L’été 2026 apporte son lot de surprises, notamment sur nos tables. La fraise, fruit rouge particulièrement aimé en France, est au cœur d’une controverse liée à la présence de pesticides. Bien que la fête annuelle dédiée à ce fruit se déroule à Carpentras, une étude récente attire l’attention des consommateurs, rapporte TopTribune.
Une étude en date du site Marmiton, relayée par des organisations comme l’Environmental Working Group (EWG) et Générations Futures, révèle que la fraise figure parmi les fruits les plus contaminés par des résidus de pesticides. Ce constat soulève des préoccupations et incite à un examen attentif de l’origine et du traitement de ces fruits.
Un fruit prisé mais vulnérable aux traitements chimiques
Le rapport intitulé « Dirty Dozen 2026 » publié par l’EWG se base sur l’analyse de 54 344 échantillons et de 264 types de pesticides. Il déclare la fraise comme étant le fruit le plus chargé en restes chimiques. Cette vulnérabilité s’explique par ses caractéristiques agronomiques et biologiques particulières.
En effet, la peau délicate de la fraise retient aisément les substances pulvérisées, ce qui augmente les risques de contamination. Par ailleurs, cette culture est soumise à divers champignons et parasites, tels que les pucerons, les acariens, et la mouche Drosophila suzukii, qui nécessitent l’utilisation de traitements chimiques.
Un rapport de Générations Futures et de la Fondation pour la Nature et l’Homme (FNH) corrobore ces résultats, indiquant que 93 % des fraises testées contiennent au moins un résidu de pesticide. Cette analyse, portant sur 1 912 échantillons non bio, met en lumière la prévalence de ces substances dans notre alimentation.
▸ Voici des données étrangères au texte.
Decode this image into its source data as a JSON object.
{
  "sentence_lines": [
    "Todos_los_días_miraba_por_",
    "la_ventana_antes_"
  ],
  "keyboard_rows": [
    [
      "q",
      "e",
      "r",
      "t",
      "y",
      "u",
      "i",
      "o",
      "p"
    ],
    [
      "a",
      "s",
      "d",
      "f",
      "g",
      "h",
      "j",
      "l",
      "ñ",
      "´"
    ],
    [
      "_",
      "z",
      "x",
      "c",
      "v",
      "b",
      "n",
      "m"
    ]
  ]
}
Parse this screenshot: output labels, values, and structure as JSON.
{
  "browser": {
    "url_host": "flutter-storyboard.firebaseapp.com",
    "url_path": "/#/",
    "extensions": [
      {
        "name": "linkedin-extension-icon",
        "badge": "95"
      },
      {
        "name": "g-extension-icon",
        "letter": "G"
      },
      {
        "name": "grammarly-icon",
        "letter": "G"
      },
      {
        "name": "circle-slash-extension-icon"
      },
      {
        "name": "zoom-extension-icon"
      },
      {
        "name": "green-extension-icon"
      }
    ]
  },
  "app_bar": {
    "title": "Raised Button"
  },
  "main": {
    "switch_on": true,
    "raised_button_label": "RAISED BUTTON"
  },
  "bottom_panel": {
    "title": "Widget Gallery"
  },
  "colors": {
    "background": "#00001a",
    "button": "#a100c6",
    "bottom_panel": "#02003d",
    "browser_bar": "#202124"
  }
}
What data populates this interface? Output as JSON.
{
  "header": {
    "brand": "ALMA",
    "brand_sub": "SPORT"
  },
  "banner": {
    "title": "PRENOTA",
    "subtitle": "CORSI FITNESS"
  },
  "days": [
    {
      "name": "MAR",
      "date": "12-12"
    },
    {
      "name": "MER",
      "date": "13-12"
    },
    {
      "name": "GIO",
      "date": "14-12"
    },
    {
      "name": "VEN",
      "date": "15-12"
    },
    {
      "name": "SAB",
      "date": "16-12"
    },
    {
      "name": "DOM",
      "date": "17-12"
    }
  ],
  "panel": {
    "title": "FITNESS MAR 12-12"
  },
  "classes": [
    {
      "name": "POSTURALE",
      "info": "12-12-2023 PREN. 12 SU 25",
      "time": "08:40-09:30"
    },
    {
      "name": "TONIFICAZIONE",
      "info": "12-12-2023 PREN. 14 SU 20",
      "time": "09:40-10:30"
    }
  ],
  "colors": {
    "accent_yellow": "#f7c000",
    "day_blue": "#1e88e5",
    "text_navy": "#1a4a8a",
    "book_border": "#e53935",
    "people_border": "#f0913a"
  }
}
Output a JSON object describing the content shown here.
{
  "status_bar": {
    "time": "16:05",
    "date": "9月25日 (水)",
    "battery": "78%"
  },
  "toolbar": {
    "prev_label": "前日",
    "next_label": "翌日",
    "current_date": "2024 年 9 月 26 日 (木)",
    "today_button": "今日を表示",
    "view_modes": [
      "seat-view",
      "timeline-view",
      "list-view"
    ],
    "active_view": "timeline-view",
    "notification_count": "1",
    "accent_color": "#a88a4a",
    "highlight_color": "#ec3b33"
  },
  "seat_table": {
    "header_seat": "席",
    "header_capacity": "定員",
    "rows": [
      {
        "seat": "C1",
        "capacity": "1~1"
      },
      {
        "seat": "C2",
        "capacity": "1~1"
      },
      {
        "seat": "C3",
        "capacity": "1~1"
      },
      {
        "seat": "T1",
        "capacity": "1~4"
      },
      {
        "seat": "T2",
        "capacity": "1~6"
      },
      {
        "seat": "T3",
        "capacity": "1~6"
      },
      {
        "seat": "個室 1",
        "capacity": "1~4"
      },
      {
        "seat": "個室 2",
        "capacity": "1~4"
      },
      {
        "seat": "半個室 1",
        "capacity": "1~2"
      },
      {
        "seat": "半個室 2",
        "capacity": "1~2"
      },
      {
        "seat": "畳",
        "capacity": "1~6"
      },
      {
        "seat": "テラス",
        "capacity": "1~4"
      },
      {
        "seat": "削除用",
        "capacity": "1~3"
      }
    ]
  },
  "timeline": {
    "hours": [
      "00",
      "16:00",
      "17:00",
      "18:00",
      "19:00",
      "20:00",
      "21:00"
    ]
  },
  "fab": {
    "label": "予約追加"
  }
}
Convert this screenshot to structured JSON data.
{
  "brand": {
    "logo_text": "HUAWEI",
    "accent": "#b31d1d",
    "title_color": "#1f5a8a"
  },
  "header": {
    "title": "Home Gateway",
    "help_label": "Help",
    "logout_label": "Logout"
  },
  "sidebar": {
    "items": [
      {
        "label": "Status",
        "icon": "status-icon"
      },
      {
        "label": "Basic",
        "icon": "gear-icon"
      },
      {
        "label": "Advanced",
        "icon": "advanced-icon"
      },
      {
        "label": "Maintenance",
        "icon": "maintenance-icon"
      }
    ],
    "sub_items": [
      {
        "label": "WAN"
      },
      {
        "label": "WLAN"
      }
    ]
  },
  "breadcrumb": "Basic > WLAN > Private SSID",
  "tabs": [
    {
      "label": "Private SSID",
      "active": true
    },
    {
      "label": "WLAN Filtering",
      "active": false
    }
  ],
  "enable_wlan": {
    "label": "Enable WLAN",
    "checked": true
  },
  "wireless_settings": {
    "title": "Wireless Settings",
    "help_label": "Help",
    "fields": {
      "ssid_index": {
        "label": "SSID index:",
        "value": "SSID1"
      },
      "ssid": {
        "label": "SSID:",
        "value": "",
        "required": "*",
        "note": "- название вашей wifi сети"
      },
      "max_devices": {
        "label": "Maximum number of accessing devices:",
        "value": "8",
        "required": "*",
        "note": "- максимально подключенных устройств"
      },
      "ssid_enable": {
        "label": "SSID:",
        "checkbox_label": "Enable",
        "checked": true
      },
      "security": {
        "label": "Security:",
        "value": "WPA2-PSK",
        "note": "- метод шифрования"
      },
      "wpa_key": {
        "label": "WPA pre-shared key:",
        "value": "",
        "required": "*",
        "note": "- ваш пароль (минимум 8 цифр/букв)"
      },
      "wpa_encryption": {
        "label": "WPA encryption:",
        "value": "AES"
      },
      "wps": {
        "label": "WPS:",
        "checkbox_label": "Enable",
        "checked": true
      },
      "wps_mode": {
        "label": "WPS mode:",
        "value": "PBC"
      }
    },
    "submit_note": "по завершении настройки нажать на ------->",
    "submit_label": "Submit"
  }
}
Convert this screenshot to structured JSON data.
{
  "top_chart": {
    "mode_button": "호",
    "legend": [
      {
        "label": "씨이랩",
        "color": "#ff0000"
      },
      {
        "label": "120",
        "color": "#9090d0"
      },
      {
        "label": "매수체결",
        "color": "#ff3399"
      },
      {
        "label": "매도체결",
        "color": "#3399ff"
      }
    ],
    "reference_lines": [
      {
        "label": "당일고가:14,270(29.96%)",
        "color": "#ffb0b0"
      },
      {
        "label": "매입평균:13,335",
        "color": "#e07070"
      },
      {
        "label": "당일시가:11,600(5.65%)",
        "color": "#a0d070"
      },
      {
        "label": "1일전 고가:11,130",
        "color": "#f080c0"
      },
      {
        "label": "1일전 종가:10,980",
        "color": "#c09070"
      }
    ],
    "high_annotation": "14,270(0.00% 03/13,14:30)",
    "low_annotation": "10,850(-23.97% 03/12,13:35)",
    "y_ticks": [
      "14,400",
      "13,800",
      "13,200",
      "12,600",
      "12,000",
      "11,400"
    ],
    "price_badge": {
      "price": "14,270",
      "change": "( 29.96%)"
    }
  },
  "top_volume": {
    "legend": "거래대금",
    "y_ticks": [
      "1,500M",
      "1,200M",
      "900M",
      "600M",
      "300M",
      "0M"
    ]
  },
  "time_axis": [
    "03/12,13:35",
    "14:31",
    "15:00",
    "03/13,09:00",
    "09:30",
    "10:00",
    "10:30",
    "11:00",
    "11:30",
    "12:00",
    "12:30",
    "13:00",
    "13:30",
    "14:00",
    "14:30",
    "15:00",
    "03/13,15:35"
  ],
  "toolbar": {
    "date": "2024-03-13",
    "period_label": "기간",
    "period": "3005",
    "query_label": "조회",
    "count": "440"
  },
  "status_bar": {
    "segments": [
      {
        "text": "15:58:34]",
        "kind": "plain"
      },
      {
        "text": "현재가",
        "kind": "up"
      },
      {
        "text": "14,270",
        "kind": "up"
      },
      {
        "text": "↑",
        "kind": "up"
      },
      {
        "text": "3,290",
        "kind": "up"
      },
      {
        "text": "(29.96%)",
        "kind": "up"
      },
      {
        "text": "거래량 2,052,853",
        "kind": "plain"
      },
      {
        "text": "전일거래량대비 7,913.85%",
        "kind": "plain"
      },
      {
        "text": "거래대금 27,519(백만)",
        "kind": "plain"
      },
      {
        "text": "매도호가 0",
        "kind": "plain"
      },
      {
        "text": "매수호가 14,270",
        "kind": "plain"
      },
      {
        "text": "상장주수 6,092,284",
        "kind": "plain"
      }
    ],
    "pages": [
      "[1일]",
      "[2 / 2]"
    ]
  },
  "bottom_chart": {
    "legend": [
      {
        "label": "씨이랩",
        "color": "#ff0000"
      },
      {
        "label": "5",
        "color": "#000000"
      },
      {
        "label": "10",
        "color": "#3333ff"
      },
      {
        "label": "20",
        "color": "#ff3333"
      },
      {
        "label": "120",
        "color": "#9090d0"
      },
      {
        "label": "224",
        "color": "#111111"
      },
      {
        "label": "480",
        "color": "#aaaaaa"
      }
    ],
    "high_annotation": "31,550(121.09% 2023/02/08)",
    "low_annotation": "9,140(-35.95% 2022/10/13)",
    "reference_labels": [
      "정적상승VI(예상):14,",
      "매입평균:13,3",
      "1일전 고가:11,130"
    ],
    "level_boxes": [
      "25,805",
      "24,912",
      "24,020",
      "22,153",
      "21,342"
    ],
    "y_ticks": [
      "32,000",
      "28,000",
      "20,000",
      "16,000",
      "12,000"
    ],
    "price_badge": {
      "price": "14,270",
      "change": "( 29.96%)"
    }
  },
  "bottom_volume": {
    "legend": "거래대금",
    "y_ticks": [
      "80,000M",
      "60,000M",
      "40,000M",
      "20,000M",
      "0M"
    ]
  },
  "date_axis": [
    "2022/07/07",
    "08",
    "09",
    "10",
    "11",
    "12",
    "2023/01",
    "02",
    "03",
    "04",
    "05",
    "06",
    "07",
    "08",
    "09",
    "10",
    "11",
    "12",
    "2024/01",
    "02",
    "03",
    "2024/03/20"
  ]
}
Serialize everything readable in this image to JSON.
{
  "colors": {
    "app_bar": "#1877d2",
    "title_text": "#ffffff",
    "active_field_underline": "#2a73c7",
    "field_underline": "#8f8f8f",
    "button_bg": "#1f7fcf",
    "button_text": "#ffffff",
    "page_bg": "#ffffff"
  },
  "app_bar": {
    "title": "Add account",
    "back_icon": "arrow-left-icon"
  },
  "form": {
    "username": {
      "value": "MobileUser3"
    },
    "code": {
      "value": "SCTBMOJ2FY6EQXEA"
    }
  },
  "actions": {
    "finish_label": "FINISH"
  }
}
D’autres fruits, comme les cerises et le raisin, présentent également des niveaux de contaminants élevés.
Consommer des fraises tout en minimisant les risques
Il existe différentes stratégies pour réduire l’exposition aux pesticides :
- L’achat de fraises portant le label « Agriculture Biologique (AB) » constitue la méthode la plus efficace pour limiter la présence de résidus chimiques.
- En l’absence de ce label, opter pour les fraises marquées « Zéro Résidu de Pesticides » est une alternative intéressante.
- Préférer des fraises locales cultivées dans des conditions respectueuses de l’environnement est également conseillé.
Dans le quotidien, il est recommandé de rincer les fraises à l’eau potable, de les frotter doucement sans recourir à des produits chimiques. Des producteurs comme Sandrine Recordier soulignent leurs efforts pour réduire l’utilisation des pesticides : « L’interdiction de nombreux produits est de plus en plus stricte, c’est hautement contrôlé », déclare-t-elle.
Enjeux de santé publique et environnementaux
La question de la santé publique domine le débat. L’Autorité européenne de sécurité des aliments (EFSA) assure que les limites réglementaires maximales sont respectées, mais la question de l’effet cocktail reste préoccupante ; en effet, les conséquences sur la santé des mélanges de divers résidus ne sont pas toujours bien comprises.
D’autres substances soulèvent des inquiétudes, notamment les PFAS, surnommés « polluants éternels », qui sont redoutés en raison de leur longévité dans l’environnement.